Include a catchy title, an introduction paragraph, three main benefits
with explanations, and a conclusion that encourages readers to start
their morning exercise routine.

Run:

m decompose run --input-file task.txt --out-dir ./output/

Then execute the generated script:

python output/m_decomp_result/m_decomp_result.py

Backend options

m decompose defaults to Ollama with granite4.1:3b.

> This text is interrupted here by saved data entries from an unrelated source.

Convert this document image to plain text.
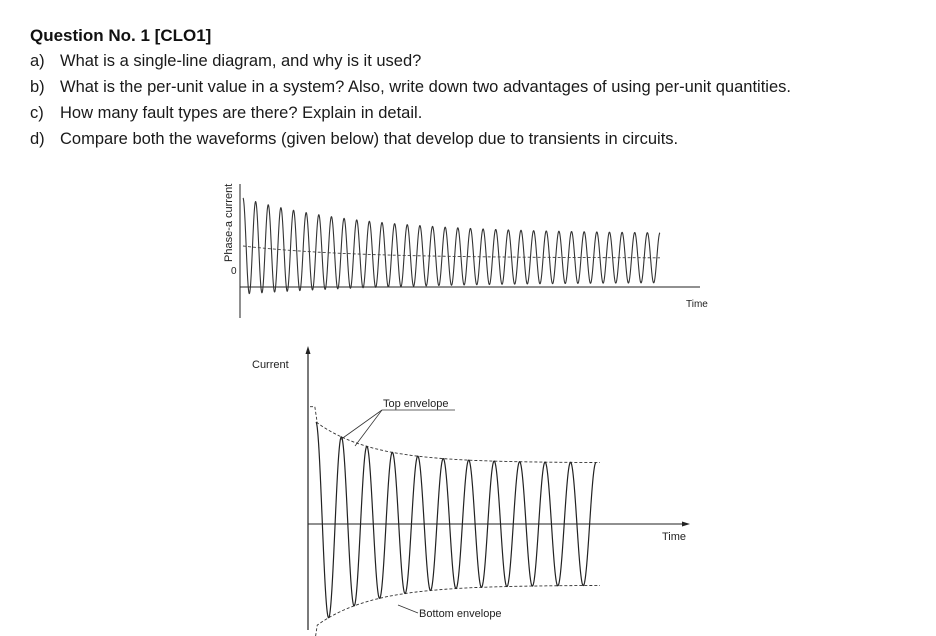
Question No. 1 [CLO1]
a) What is a single-line diagram, and why is it used?
b) What is the per-unit value in a system? Also, write down two advantages of using per-unit quantities.
c) How many fault types are there? Explain in detail.
d) Compare both the waveforms (given below) that develop due to transients in circuits.
Phase-a current
0
Time
Current
Time
Top envelope
Bottom envelope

Pass --backend and --model-id to use a different inference engine:

m decompose run \
--input-file task.txt \
--out-dir ./output/ \
--backend openai \
--model-id gpt-4o-mini

To see all options:

m decompose --help
m decompose run --help

Python API

Use the decompose pipeline directly from Python:

from cli.decompose.pipeline import DecompBackend, decompose

result = decompose(
task_prompt="Write a short blog post about morning exercise.",
model_id="granite4.1:3b",
backend=DecompBackend.ollama,
)

# result["subtask_list"] — ordered list of subtask descriptions
# result["identified_constraints"] — constraints extracted from the prompt
# result["subtasks"] — detailed subtask objects with prompt templates

Each subtask in result["subtasks"] has:

FieldDescription
subtaskDescription of the subtask
tagShort identifier used for dependency references
depends_onList of tag values this subtask depends on
prompt_templateReady-to-use prompt string for m.instruct()
input_vars_requiredVariables that must be filled in the template
constraintsConstraints from the original prompt that apply here

When to use m decompose

m decompose is useful when:

  • A task prompt is too large or complex for a single LLM call
  • The work can be broken into sequential or parallel subtasks
  • You want a first-pass structure you can then edit by hand
  • You are exploring how to decompose a problem before writing code

For tasks that fit comfortably in a single prompt, use m.instruct() directly.